3 min readEarlier this month, Facebook, the social-networking site on steroids, instituted an addition to their privacy act in their terms of service agreement that rightfully sent many users into a small panic.
Facebook was immediately claiming total licensing and ownership of any and all content that its users posted or uploaded to their profiles, including all content previously added.
This clearly angered hoards of the site’s users, and a virtual group, of course, was born. The group, “100,000,000 Against Facebook Owning Its Users’ Photos,” contained over 57,000 members as of 7:07 p.m. on Wednesday, became the centralized location for people to explain and vent their outrages on the topic.
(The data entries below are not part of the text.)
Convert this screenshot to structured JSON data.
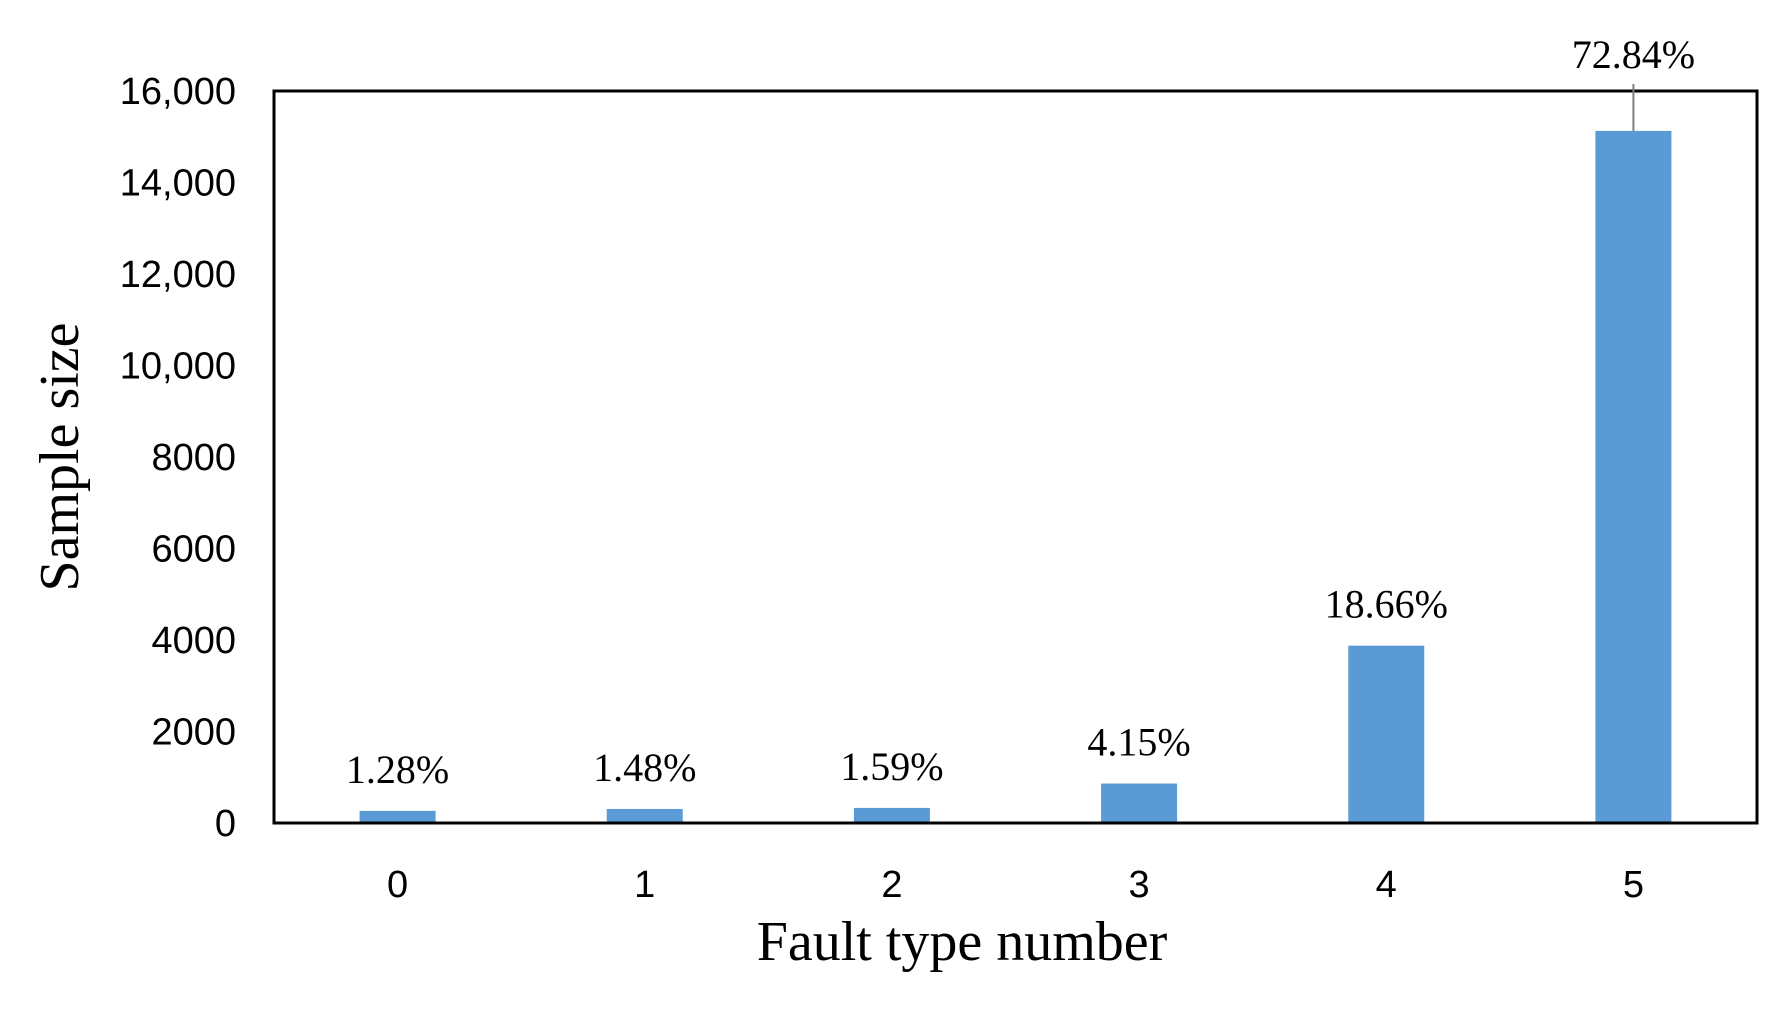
{
  "chart_data": {
    "type": "bar",
    "title": "",
    "xlabel": "Fault type number",
    "ylabel": "Sample size",
    "categories": [
      "0",
      "1",
      "2",
      "3",
      "4",
      "5"
    ],
    "values": [
      265,
      307,
      330,
      862,
      3876,
      15128
    ],
    "data_labels": [
      "1.28%",
      "1.48%",
      "1.59%",
      "4.15%",
      "18.66%",
      "72.84%"
    ],
    "ylim": [
      0,
      16000
    ],
    "yticks": [
      0,
      2000,
      4000,
      6000,
      8000,
      10000,
      12000,
      14000,
      16000
    ],
    "ytick_labels": [
      "0",
      "2000",
      "4000",
      "6000",
      "8000",
      "10,000",
      "12,000",
      "14,000",
      "16,000"
    ],
    "grid": false,
    "legend": "none",
    "bar_color": "#5B9BD5",
    "leader_line_color": "#7f7f7f"
  }
}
If Facebook had wanted to institute a policy saying that everything added after today would be theirs, that would be different. It’s a little overbearing and would likely turn some current and potential users away. At least it would be transparent. The amount of content uploaded would likely decline, and Facebook might findthat its seemingly endless stream of sponsors would slow down dramatically.
Some users went so far as to delete their accounts and erase their content before the Facebook gods realized their blunder and reversed the decision, trying to quell the uprising that was quickly developing.
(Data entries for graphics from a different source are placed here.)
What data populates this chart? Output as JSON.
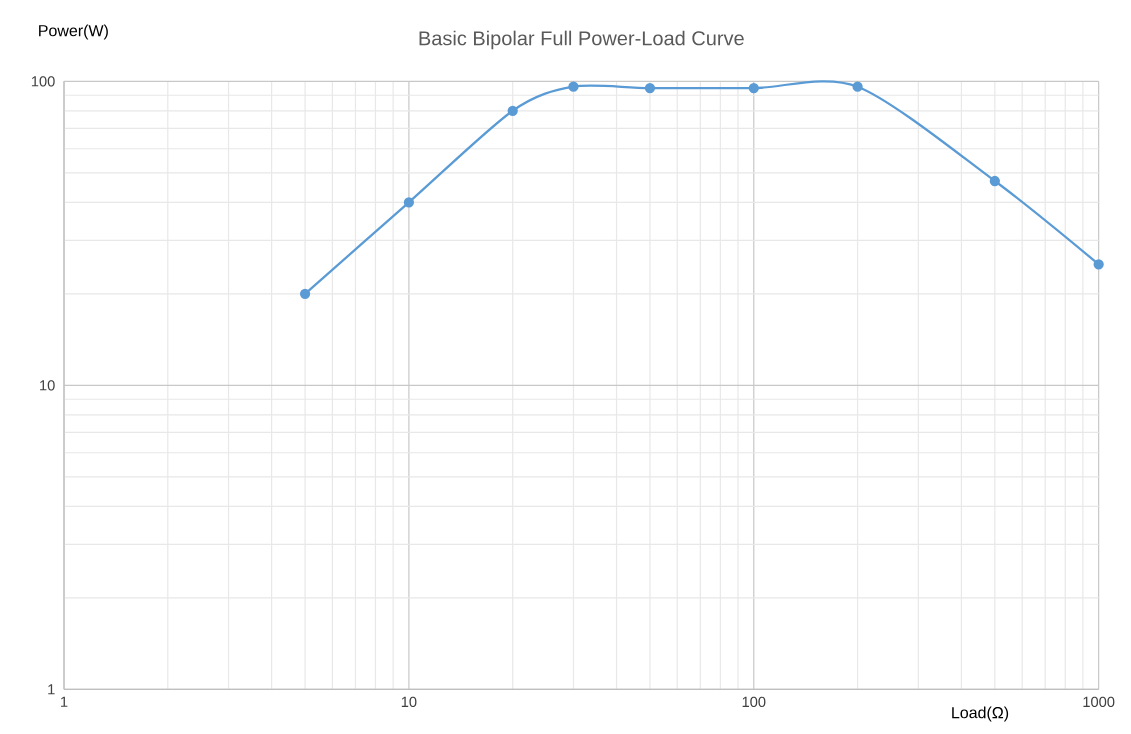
{
  "chart_data": {
    "type": "line",
    "title": "Basic Bipolar Full Power-Load Curve",
    "xlabel": "Load(Ω)",
    "ylabel": "Power(W)",
    "x": [
      5,
      10,
      20,
      30,
      50,
      100,
      200,
      500,
      1000
    ],
    "series": [
      {
        "color": "#5b9bd5",
        "values": [
          20,
          40,
          80,
          96,
          95,
          95,
          96,
          47,
          25
        ]
      }
    ],
    "xlim": [
      1,
      1000
    ],
    "ylim": [
      1,
      100
    ],
    "xticks": [
      1,
      10,
      100,
      1000
    ],
    "yticks": [
      1,
      10,
      100
    ],
    "log": "xy",
    "grid": true,
    "marker": "circle",
    "line_style": "solid"
  }
}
“As [Chief Executive] Mark [Zuckerburg] expressed in his blog post on Monday, it was never our intention to confuse people or make them uneasy about sharing on Facebook,” company spokesman Barry Schnitt said in a blog post. “I also want to be very clear that Facebook does not, nor have we ever, claimed ownership over people’s content. Your content belongs to you.”
Facebook is currently attempting to rewrite the terms of service to appease users and to avoid any other confusion or uprisings.
Users were outraged because they believed that this new policy was a strict infringement upon their rights to privacy and property.
This isn’t about whether or not people get to see our photos or our beloved wall posts. It’s about ownership. It’s about copyright infringement. The policy, if written fairly, should have said something like “from this day forward we will own what you put on Facebook.”
To change the policies so drastically as to take away the rights of students, parents and teachers around the country is absurd. When you make a new policy, you can’t immediately grandfather-clause in material that you never owned before.
We are hopeful, however, that this event will cause patrons of Facebook and other social sites to think carefully about what they post online. Facebook’s attempt at claiming ownership was over the line and a little bit Big Brother-ish. But millions of users, and we students are particularly notorious for this, share photos and other information with little concern for just who can access it and how.
For now, it seems like the pictures on Facebook accounts across the world are still as private as they can be, but this change of policy should hopefully cause users to ask some questions about the levels of ownership they really have when they release their personal information into that Great Set of Tubes.